Now, while gene-based drugs will undoubtedly play an important role in our medical future, there were of course good reasons to be skeptical about the explosion in value of these companies, reasons having to do with the uncertain status of intellectual property in the field (that is, can you patent a gene?), the recent problems encountered by gene-based therapy, and the sheer vagueness of what "sequencing" the entire human genome would actually mean. But investors rather sunnily overlooked these potential stumbling blocks in favor of a single-minded focus on the utopia--both medical and business--that lay ahead. At least they overlooked them until last week.

Since last Monday, the Nasdaq biotech index has fallen 28 percent, and today alone it fell 12.5 percent. Unlike many other sector rotations, though, which often appear to be prompted by nothing more than a "change in investor sentiment," today's decline had an explicit cause, namely the joint announcement by Bill Clinton and Tony Blair that "raw fundamental data on the human genome, including the human DNA sequence and its variations, should be made freely available to scientists everywhere." Many investors have been assuming, correctly or not, that a fundamental element of the genomics business will be the ability to patent individual genes, which will presumably give companies the sole right to develop drugs using those genes.
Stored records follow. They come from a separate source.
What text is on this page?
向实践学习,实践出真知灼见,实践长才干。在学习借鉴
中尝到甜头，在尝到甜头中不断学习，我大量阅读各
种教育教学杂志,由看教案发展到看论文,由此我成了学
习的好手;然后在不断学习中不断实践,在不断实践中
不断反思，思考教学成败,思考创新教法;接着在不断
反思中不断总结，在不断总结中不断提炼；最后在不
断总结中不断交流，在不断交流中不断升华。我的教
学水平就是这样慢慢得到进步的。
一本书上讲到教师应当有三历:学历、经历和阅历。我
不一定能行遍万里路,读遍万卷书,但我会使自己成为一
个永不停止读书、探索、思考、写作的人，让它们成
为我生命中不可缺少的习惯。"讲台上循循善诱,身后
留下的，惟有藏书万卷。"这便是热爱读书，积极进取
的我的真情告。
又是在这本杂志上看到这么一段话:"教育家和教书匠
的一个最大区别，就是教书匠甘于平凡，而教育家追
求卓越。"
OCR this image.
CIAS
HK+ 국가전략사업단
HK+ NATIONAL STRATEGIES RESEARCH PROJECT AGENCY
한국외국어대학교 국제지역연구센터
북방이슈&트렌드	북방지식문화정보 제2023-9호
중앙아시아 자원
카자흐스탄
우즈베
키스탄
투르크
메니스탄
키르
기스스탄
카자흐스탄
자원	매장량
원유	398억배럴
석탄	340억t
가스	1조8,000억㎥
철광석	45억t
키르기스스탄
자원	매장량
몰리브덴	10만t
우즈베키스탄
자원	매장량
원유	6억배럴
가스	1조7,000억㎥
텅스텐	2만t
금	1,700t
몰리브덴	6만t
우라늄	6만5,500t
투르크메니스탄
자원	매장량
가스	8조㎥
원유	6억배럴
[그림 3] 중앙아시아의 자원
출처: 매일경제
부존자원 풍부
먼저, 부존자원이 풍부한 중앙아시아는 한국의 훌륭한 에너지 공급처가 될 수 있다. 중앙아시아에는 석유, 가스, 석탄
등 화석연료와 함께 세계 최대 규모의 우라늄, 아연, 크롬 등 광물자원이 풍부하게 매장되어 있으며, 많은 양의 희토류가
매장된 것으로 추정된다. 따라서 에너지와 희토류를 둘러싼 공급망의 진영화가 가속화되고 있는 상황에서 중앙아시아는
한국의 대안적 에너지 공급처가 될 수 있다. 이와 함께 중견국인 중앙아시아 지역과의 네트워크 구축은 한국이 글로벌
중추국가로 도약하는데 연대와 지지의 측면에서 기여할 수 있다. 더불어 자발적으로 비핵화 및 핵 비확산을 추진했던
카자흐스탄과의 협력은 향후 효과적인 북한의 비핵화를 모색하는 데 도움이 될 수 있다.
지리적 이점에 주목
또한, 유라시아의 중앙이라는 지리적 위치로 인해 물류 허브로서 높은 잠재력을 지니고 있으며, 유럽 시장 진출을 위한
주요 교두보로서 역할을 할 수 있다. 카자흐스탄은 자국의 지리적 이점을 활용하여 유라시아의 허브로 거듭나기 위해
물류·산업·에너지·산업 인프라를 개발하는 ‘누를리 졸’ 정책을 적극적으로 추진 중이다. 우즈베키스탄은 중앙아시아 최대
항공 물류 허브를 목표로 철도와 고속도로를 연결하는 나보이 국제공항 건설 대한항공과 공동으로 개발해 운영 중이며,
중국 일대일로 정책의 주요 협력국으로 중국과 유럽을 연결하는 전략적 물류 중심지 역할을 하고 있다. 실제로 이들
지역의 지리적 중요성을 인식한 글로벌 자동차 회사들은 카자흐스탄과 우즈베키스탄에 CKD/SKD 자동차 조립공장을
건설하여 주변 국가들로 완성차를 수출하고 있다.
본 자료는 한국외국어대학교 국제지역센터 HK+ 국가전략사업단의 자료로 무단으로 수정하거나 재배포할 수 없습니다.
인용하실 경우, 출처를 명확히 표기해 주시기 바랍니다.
Just last week, in fact, Celera broke off negotiations for a partnership with the Human Genome Project because it demanded (sensibly enough for a profit-seeking company) to retain exclusive commercial rights to any products that were developed by the partnership. The Clinton/Blair statement, with its implications of completely free access to any sequenced data, seemed to cast a shadow over the future profitability of the industry. Even more striking was a follow-up statement by Clinton press secretary Joe Lockhart, who said that the announcement meant that genes should not and would not be patented.

In response to the statement, the biotech companies have taken great pains to insist that sequencing the human genome alone was never going to be their key source of profitability, and that just as financial companies are able to make lots of money using freely available information, the key for drug companies was always what they could do with the information, not the information itself. This seems plausible, but it's certainly true that the immediate disclosure of sequence data will eliminate a source of competitive advantage, since it's a lot easier to develop a better gene-based drug than your competitors if your competitors don't even know that a given gene exists. At the same time, while those investors who dumped their stocks in a panic today should have realized that sequencing alone wasn't going to make a company like Celera a success, it's also the case that such companies have certainly spent enough time trumpeting the importance of their sequencing efforts that investors can be forgiven for accepting the hype.

Clinton and Blair did say that "intellectual property protection for gene-based inventions" would be essential, but they did not really explain what "gene-based" meant, though it certainly sounds more like patent protection for new drugs rather than for the genes themselves. In a way, in fact, the statement ends up asking as many questions as it answers, which isn't surprising given how complicated intellectual-property law has become. (To take just one example: Is there a difference between inventing something and discovering it?) And while questions are good things, they're not what investors want to hear when they're buying stocks with nosebleed valuations.